The US Food and Drug Administration (FDA) is weighing the need for regulatory action for gene therapy Bluebird Bio’s BLUE to treat a rare neurological disorder, the company said Wednesday, as the agency investigates additional reports of blood cancer cases linked to the drug’s use.
Bluebird’s Skysona was approved by the FDA in 2022 for the treatment of cerebral adrenoleukodystrophy (CALD) and cost $3 million at the time of launch.
CALD, which affects approximately one in 20,000 to 50,000 people worldwide, typically occurs in boys between the ages of 3 and 12.
Skysona’s prescribing information already includes a warning about blood cancers, including leukemia and myelodysplastic syndromes, a group of cancers that occur when the bone marrow produces immature blood cells instead of healthy cells.
Patients should consider alternative therapies such as a stem cell transplant from a suitable donor before deciding to treat a child with Skysona, the FDA said, adding that it is studying the “known risks” associated with gene therapy, which include Hospitalizations and death include.
“The agency’s FOCUS today was not prompted by new cases of malignancy or other security updates,” Bluebird told Reuters. The risk of blood cancer is known, it said.
Eric Schmidt, an analyst at Cantor Fitzgerald, said the FDA’s investigation was “not a surprising development given the recent article in the New England Journal of Medicine that highlighted this risk.”
Patients with this disease have a very poor prognosis, so the FDA will likely consider the risk or benefit of Skysona treatment to be favorable, Schmidt said.
Massachusetts-based Bluebird, which has expressed doubts about its ability to continue as a going concern in recent years, also wants to bring its other gene therapies to market.
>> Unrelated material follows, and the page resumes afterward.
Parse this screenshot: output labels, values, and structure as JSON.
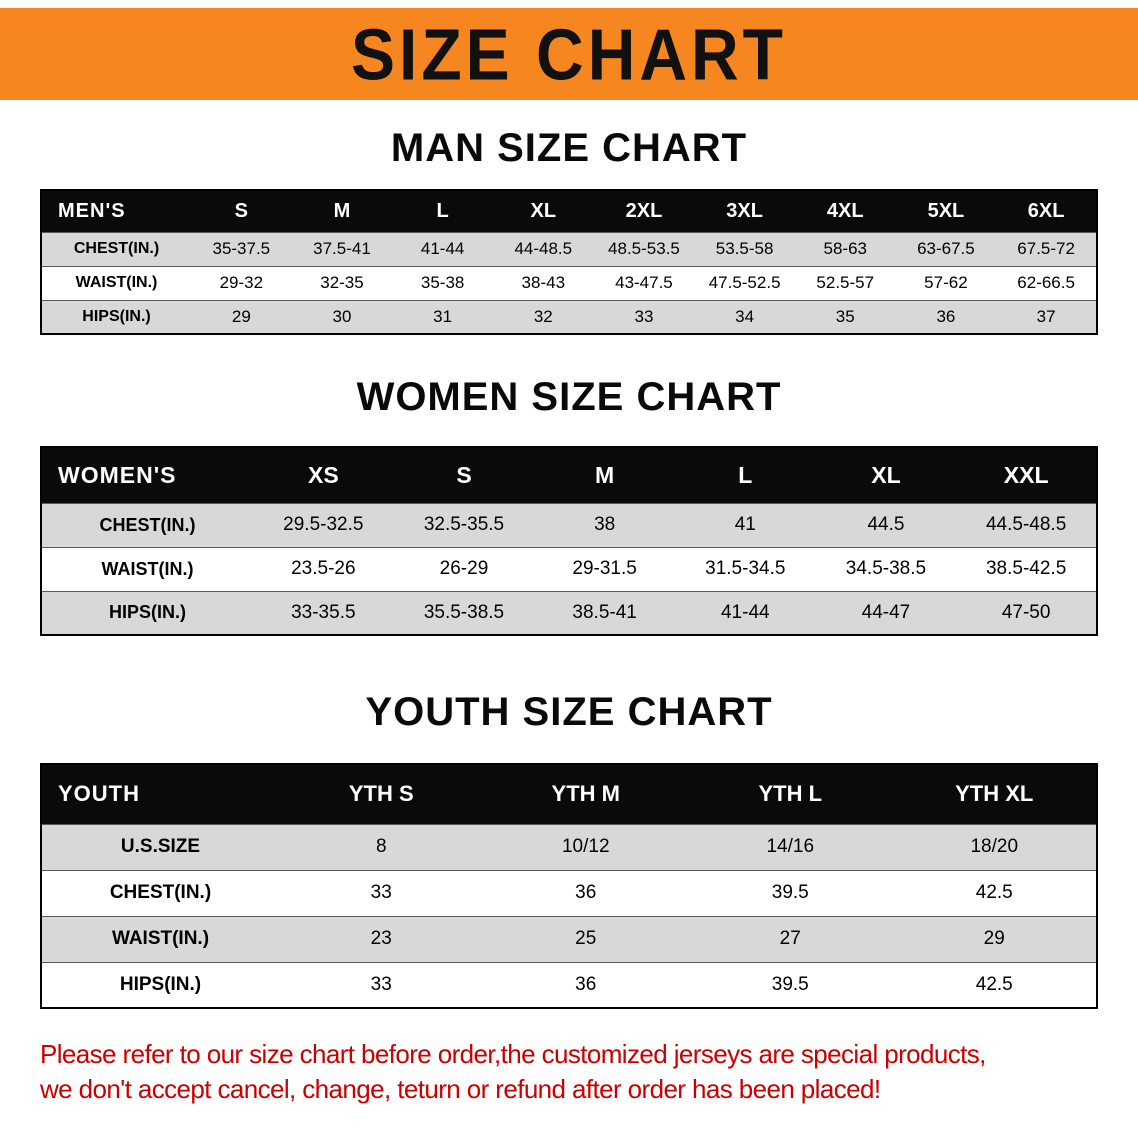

In September, the company laid off about 25 percent of its workforce in a second major restructuring (link) in two years to cut costs.
* **What are the key ethical considerations surrounding gene therapies that aim to treat rare diseases with potentially high costs and unknown long-term effects?**
## Navigating the Risks and Rewards of Gene Therapy: An Interview
Welcome to World Today News’ insightful interview series. Today, we delve into the complex world of gene therapy, spurred by recent news regarding the FDA investigation into Bluebird Bio’s Skysona. Joining us are:
* **Dr. Emily Chen:** A leading expert in pediatric neurology and gene therapy research.
* **Ms. Sarah Jones:** A patient advocate representing families impacted by cerebral adrenoleukodystrophy (CALD).
**I. Understanding CALD and the Promise of Gene Therapy**
**Interviewer:** Dr. Chen, could you provide our viewers with a better understanding of CALD? What are its devastating effects, and what makes it such a challenging condition to treat?
**Interviewer:** Ms. Jones, could you share your experience with CALD? What hope did treatments like Skysona bring to families facing this devastating diagnosis?
**II. The Skysona Controversy: Weighing Risk and Reward**
**Interviewer:** Dr. Chen, Skysona was hailed as a groundbreaking treatment for CALD when it was approved in 2022. However, the FDA is now investigating reports of blood cancerlinked to its use. How do we reconcile this potential risk with the desperate need for effective CALD treatments?
**Interviewer:** Ms. Jones, how do families struggling with CALD grapple with the news of these potential risks? What factors do they consider when making difficult treatment decisions for themselves or their loved ones?
**Interviewer:** Ms. Jones, some argue that the high cost of Skysona, at $3 million per treatment, creates an additional layer of burden for families. What are your thoughts on the financial accessibility of such innovative therapies?
**III. Moving Forward: The Future of Gene Therapy**
**Interviewer:** Dr. Chen, what are the implications of the FDA’s investigation for the future of gene therapies? How can researchers and regulators ensure that the potential benefits of these treatments outweigh the potential risks?
**Interviewer:** Ms. Jones, what message do you have for policymakers and pharmaceutical companies regarding the development and accessibility of gene therapies for rare diseases?
**Concluding Remarks**
The conversation surrounding gene therapy is complex and multifaceted. While therapies like Skysona hold immense promise for treating devastating diseases, it’s crucial to ensure patient safety and accessibility. Open dialogue and collaboration between researchers, regulators, patients, and families are essential to navigate the exciting but challenging landscape of gene therapy.